The Equation 6.4a and 6.4b using mechanics of materials principles.

Answer to Problem 1QAP

The Equation 6.4a and 6.4b using mechanics of materials principles is shown in conclusion.

Explanation of Solution

Write the expression for engineering stress.

$\sigma =\frac{P}{A}$ (I)

Here, the tensile force is P and cross-sectional area is A.

Write the expression for shear stress.

$\tau =\frac{V}{A}$ (II)

Here, the normal force is P and shear forces is V.

Conclusion:

Show the diagram of a block element of material of cross-sectional area A that is subjected to a tensile force P, the orientations of the applied stress, the normal stress to this plane, as well as the shear stress taken parallel to this inclined plane.

For static equilibrium in the x-direction.

${\displaystyle \sum F_{x^{\prime }}}=0$

Which means that

$\begin{array}{l}{P}^{\prime }-P\cos \theta =0\\ P^{\prime }=P\cos \theta \end{array}$

Write the expression for the stress ${\sigma }^{\prime }$ in terms of $P^{\prime }$ and $A^{\prime }$ using the above expression and the relationship between $A$ and $A^{\prime }$.

$\begin{array}{c}{\sigma }^{\prime }=\frac{P^{\prime }}{A^{\prime }}\\ =\frac{P\cos \theta }{\frac{A}{\cos \theta }}\\ =\frac{P}{A}{\cos }^2\theta \\ =\sigma {\cos }^2\theta \end{array}$

Write the expression for ${\tau }^{\prime }$.
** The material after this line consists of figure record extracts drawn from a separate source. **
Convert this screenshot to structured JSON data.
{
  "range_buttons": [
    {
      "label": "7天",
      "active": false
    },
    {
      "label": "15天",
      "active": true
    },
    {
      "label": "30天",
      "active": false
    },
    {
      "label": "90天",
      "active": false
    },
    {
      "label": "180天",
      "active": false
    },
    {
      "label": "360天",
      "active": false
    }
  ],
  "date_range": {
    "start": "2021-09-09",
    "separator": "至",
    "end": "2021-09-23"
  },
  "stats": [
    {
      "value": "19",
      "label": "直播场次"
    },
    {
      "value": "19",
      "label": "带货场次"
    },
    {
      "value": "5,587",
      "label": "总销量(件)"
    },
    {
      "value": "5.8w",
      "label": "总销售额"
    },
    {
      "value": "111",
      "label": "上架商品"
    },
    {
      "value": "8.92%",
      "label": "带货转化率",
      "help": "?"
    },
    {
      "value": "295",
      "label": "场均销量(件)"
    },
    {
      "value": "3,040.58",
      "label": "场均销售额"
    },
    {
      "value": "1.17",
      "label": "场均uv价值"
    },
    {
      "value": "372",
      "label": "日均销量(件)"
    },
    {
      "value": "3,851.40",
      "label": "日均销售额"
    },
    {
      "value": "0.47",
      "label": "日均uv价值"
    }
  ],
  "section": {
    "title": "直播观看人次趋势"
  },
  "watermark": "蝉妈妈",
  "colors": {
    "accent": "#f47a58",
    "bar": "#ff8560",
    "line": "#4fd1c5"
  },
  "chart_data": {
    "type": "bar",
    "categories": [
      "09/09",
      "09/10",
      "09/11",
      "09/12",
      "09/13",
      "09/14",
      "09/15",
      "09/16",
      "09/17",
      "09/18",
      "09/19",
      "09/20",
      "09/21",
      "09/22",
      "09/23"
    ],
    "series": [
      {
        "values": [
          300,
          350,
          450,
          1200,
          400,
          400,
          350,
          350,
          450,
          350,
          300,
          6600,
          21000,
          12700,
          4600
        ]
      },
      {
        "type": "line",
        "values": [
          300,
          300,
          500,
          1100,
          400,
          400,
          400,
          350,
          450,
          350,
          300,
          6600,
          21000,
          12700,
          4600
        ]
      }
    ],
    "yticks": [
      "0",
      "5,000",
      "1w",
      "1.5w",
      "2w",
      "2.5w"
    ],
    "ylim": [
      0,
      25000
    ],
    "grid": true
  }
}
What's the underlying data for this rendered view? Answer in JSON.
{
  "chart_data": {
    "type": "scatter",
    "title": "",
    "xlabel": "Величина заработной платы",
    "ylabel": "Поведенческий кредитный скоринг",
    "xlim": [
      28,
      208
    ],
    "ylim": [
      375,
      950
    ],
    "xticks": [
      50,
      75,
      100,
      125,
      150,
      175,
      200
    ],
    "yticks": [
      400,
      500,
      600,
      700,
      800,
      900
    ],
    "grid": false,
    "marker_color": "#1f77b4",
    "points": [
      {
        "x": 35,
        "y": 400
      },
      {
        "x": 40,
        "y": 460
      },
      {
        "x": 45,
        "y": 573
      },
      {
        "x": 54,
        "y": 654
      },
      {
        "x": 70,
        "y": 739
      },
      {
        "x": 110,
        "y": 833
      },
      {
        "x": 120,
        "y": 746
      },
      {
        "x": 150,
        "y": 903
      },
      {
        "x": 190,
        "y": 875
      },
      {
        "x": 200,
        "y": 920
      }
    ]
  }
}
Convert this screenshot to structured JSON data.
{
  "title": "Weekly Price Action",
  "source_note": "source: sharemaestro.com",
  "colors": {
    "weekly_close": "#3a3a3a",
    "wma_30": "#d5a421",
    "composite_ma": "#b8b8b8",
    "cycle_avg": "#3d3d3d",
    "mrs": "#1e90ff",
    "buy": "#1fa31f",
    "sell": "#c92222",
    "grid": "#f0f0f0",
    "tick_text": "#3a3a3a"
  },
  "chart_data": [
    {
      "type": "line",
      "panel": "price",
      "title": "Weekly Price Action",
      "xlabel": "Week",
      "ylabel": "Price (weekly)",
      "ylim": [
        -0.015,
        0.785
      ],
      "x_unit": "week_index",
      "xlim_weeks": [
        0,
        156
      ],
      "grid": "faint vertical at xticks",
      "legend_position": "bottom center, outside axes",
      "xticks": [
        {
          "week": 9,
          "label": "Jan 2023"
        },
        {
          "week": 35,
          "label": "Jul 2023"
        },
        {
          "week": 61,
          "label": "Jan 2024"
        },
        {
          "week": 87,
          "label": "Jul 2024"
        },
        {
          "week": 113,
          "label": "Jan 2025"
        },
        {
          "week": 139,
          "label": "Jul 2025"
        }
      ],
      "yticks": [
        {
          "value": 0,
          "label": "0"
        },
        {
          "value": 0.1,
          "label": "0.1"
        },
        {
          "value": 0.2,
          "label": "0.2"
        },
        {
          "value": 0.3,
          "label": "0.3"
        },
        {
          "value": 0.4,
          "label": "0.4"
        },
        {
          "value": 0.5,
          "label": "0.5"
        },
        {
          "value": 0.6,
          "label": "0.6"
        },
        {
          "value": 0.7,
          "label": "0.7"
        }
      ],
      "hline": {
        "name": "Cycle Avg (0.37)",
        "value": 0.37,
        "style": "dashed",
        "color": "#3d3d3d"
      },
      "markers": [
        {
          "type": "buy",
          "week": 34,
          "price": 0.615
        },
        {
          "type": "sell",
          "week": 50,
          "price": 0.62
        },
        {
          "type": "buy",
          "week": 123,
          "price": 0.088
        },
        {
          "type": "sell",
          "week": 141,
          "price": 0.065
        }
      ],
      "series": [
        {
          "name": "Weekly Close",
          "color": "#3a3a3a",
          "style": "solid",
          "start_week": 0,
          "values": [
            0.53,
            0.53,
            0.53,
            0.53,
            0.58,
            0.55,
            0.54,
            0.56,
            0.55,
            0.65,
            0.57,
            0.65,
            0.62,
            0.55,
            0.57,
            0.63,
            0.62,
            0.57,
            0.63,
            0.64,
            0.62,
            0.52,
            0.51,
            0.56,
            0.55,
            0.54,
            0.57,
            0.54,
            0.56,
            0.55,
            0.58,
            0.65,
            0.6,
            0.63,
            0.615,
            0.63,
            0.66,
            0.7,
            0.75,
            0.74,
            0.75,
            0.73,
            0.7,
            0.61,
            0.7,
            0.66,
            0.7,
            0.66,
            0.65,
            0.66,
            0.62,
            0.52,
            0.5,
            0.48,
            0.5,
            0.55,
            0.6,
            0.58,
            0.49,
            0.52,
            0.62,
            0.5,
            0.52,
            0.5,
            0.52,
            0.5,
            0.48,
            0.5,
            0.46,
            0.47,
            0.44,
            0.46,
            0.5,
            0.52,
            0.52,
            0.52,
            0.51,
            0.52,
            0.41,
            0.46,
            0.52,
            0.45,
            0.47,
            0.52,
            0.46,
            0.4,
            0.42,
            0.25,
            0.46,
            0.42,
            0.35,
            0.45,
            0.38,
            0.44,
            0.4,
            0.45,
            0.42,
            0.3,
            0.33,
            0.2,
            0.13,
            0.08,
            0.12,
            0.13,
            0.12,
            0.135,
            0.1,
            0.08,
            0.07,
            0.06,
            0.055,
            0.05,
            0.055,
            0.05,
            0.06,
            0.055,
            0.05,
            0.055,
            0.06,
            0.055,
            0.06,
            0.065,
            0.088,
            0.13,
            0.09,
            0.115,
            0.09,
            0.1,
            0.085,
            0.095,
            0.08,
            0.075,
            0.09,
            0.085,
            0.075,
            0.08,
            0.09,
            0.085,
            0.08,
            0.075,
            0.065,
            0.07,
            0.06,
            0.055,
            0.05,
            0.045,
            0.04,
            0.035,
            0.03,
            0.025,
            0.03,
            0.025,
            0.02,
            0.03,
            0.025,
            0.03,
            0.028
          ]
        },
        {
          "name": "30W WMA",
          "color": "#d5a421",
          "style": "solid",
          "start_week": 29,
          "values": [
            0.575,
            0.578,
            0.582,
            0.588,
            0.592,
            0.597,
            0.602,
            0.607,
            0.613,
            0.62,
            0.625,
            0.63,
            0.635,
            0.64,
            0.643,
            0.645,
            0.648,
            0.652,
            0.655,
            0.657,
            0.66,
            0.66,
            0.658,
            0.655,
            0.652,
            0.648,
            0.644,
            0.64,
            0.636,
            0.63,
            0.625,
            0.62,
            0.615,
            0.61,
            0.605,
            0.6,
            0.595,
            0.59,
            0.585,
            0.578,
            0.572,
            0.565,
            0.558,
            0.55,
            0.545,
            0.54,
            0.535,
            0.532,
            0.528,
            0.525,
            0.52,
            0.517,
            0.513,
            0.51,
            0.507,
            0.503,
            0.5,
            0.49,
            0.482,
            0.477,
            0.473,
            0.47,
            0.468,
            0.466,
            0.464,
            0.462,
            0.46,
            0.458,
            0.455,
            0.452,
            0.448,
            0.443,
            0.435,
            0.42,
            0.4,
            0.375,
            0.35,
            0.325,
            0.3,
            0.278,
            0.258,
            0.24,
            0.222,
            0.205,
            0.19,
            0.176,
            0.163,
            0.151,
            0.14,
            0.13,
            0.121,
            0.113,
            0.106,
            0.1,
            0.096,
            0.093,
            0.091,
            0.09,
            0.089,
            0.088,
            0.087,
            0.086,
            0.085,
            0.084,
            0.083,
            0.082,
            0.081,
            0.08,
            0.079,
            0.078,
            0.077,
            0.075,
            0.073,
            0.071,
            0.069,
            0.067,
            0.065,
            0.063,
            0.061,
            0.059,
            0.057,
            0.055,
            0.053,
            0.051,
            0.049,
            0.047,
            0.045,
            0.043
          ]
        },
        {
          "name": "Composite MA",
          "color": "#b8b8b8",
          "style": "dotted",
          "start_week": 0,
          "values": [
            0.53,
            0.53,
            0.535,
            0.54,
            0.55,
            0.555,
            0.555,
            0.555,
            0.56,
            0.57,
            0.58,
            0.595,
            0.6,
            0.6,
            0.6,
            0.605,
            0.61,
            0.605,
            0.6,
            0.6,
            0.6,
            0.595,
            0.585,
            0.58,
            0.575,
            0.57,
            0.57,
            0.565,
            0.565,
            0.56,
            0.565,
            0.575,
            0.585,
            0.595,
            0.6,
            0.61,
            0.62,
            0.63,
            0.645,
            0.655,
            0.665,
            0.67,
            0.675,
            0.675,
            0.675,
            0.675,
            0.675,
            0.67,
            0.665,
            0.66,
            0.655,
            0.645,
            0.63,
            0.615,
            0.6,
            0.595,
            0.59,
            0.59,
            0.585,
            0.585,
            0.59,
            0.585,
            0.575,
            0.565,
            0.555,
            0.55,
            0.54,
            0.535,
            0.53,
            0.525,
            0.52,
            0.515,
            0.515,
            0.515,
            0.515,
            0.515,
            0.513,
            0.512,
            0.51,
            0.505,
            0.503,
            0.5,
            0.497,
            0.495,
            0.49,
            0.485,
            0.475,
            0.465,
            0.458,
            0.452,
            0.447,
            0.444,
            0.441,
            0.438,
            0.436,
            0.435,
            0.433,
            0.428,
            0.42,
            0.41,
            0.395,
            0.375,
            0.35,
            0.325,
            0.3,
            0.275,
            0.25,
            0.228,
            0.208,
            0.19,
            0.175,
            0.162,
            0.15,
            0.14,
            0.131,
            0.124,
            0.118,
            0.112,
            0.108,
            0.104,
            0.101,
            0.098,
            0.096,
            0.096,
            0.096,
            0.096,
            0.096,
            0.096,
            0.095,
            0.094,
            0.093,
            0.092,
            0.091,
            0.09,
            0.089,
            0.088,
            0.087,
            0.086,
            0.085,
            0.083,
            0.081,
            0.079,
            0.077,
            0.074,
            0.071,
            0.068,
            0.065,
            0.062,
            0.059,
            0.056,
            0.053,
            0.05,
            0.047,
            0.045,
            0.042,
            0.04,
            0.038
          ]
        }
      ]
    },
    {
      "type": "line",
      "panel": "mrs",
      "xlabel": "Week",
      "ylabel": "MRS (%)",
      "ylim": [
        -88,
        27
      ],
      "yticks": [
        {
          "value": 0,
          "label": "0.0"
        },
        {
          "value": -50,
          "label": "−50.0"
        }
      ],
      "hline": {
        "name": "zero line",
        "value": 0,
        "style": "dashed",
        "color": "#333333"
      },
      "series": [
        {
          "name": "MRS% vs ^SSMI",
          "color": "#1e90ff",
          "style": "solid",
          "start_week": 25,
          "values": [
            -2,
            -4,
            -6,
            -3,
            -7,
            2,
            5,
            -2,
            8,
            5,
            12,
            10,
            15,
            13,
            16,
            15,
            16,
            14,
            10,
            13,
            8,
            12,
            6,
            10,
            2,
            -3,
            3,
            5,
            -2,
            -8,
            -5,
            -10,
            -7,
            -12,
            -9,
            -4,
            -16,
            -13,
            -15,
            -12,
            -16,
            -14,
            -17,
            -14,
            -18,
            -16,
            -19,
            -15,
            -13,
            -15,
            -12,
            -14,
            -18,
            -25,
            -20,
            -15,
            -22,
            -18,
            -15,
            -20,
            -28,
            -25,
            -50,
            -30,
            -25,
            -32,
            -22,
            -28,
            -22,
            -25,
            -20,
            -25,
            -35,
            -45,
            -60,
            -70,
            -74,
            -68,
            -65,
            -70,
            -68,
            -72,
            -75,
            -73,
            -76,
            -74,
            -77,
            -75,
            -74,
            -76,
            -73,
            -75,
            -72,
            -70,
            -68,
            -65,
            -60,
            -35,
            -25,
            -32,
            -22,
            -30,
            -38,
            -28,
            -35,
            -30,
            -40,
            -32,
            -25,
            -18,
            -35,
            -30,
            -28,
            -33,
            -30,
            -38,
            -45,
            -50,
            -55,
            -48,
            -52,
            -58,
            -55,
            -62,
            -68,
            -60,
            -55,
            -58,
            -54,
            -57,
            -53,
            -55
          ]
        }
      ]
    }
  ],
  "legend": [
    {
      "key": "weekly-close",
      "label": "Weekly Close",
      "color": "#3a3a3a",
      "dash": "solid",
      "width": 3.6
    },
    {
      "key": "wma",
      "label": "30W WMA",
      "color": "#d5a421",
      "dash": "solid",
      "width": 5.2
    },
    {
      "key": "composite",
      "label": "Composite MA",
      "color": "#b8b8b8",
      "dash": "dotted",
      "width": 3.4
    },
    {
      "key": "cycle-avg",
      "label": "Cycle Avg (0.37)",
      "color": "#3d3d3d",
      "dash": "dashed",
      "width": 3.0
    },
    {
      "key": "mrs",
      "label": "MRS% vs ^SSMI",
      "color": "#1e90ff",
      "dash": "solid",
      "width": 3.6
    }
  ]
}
$\begin{array}{c}{\tau }^{\prime }=\frac{V^{\prime }}{A^{\prime }}\\ =\frac{P\sin \theta }{\frac{A}{\cos \theta }}\\ =\frac{P}{A}\sin \theta \cos \theta \\ =\sigma \sin \theta \cos \theta \end{array}$

Thus, the ${\tau }^{\prime }$ value is $\underset{\_}{\sigma \sin \theta \cos \theta }$.